Review by Joseph Fayed
The ultra wealthy tend to be portrayed out-of-touch individuals who don't understand life outside their own circle of the elite. The Origin of Evil has the same type of family, with the addition of an outsider in the form of an estranged family member. Tensions flare as the French drama directed by Sébastien Marnier leaves you questioning the motives of everyone during this abrupt family reunion.
Stéphane (Laure Calamy) is financially struggling. She is working a dead-end factory job and her lover is incarcerated. She reaches out to her estranged father to get to know the family she never had. No one is quick to embrace her into their mold as the family and Stéphane begin to wonder if she is truly one of them.
Deplorable behavior is what draws the family together. The cast proved that with their performances to various degrees. Many of our characters are either enablers or abusive themselves so we are spared from having any sort of forced empathy try to overshadow their lifestyle. Our helpless protagonist Stéphane is the one hiding in plain sight, Calamy has a reserved approach to her character. Later scenes utilize her talent to expose the anxiety she has brought upon herself. But the script manages to do all of this without drawing too much pity for Stéphane, a smart choice as she tries to become what she never had.
The film intertwines elements of Knives Out and The Talented Mr. Ripley for the characterizations of its ensemble.

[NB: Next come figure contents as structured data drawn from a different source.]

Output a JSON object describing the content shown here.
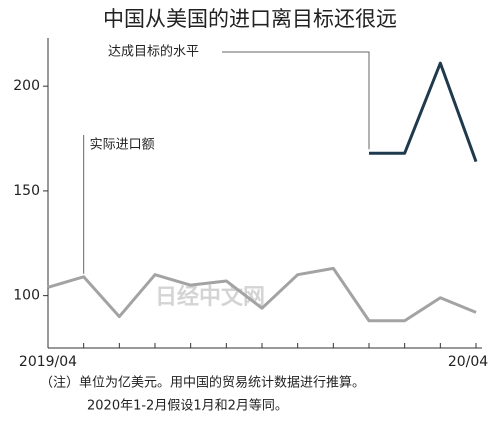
{
  "chart_data": {
    "type": "line",
    "title": "中国从美国的进口离目标还很远",
    "categories": [
      "2019/04",
      null,
      null,
      null,
      null,
      null,
      null,
      null,
      null,
      null,
      null,
      null,
      "20/04"
    ],
    "series": [
      {
        "name": "实际进口额",
        "color": "#a3a3a3",
        "values": [
          104,
          109,
          90,
          110,
          105,
          107,
          94,
          110,
          113,
          88,
          88,
          99,
          92
        ]
      },
      {
        "name": "达成目标的水平",
        "color": "#1f3a4d",
        "values": [
          null,
          null,
          null,
          null,
          null,
          null,
          null,
          null,
          null,
          168,
          168,
          211,
          164
        ]
      }
    ],
    "ylim": [
      75,
      223
    ],
    "yticks": [
      100,
      150,
      200
    ],
    "grid": false,
    "watermark": "日经中文网",
    "notes": [
      "（注）单位为亿美元。用中国的贸易统计数据进行推算。",
      "2020年1-2月假设1月和2月等同。"
    ]
  }
}
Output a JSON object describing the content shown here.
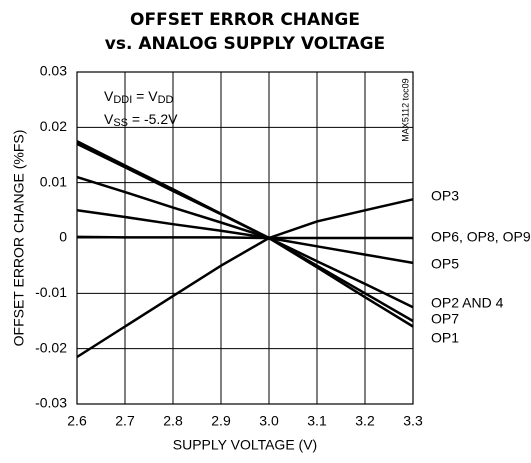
{
  "chart_data": {
    "type": "line",
    "title": [
      "OFFSET ERROR CHANGE",
      "vs. ANALOG SUPPLY VOLTAGE"
    ],
    "xlabel": "SUPPLY VOLTAGE (V)",
    "ylabel": "OFFSET ERROR CHANGE (%FS)",
    "annotations": [
      {
        "parts": [
          "V",
          "DDI",
          " = V",
          "DD"
        ]
      },
      {
        "parts": [
          "V",
          "SS",
          " = -5.2V"
        ]
      }
    ],
    "side_note": "MAX5112 toc09",
    "x": [
      2.6,
      2.7,
      2.8,
      2.9,
      3.0,
      3.1,
      3.2,
      3.3
    ],
    "series": [
      {
        "name": "OP3",
        "color": "#000000",
        "values": [
          -0.0215,
          -0.016,
          -0.0105,
          -0.005,
          0,
          0.003,
          0.005,
          0.007
        ]
      },
      {
        "name": "OP6, OP8, OP9",
        "color": "#000000",
        "values": [
          0.0002,
          0.0001,
          0.0001,
          0.0001,
          0,
          0,
          0,
          0
        ]
      },
      {
        "name": "OP5",
        "color": "#000000",
        "values": [
          0.005,
          0.0038,
          0.0025,
          0.0013,
          0,
          -0.0015,
          -0.003,
          -0.0045
        ]
      },
      {
        "name": "OP2 AND 4",
        "color": "#000000",
        "values": [
          0.011,
          0.0083,
          0.0055,
          0.0028,
          0,
          -0.0042,
          -0.0083,
          -0.0125
        ]
      },
      {
        "name": "OP7",
        "color": "#000000",
        "values": [
          0.017,
          0.0128,
          0.0085,
          0.0043,
          0,
          -0.005,
          -0.01,
          -0.015
        ]
      },
      {
        "name": "OP1",
        "color": "#000000",
        "values": [
          0.0175,
          0.0131,
          0.0088,
          0.0044,
          0,
          -0.0053,
          -0.0107,
          -0.016
        ]
      }
    ],
    "xlim": [
      2.6,
      3.3
    ],
    "xticks": [
      2.6,
      2.7,
      2.8,
      2.9,
      {
        "value": 3,
        "label": "3.0"
      },
      3.1,
      3.2,
      3.3
    ],
    "ylim": [
      -0.03,
      0.03
    ],
    "yticks": [
      -0.03,
      -0.02,
      -0.01,
      0,
      0.01,
      0.02,
      0.03
    ],
    "grid": true
  }
}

Lavish wealth and having a safety net so secure they don't think twice about their actions remind you of the former. Meanwhile, Stéphane feels as if she is living in a facade and must lie her way out of like Tom Ripley always did. These films also deal with wealth management and what power over it does to individuals, as no one has a change of heart until their lifestyle has changed. That message is rooted in money, which consistently is the driving factor behind every decision made on screen in this film. The consequences seem far-fetched, and every character is guilty of embracing that mentality.
The Origin of Evil is more than just a blanket statement about generational wealth. Greed is embraced within this film as insecurity is an unknown concept to our characters. The flashy lifestyle on screen isn't what makes a family dysfunctional. Rather, it's the betrayal of each other every chance they have. Nothing is over the top ridiculous outside of a few set pieces and the score ripping off more classic mystery thrillers. Cinematography choices by Romain Carcanade were wise in certain scenes that framed a split screen to showcase everyone's own desires to fulfill their life. Ultimately, Marnier's thriller is a great example of wealth that does not cover how an empire was built, but how fragile it truly can be.
The Origin of Evil arrives in theaters on September 22.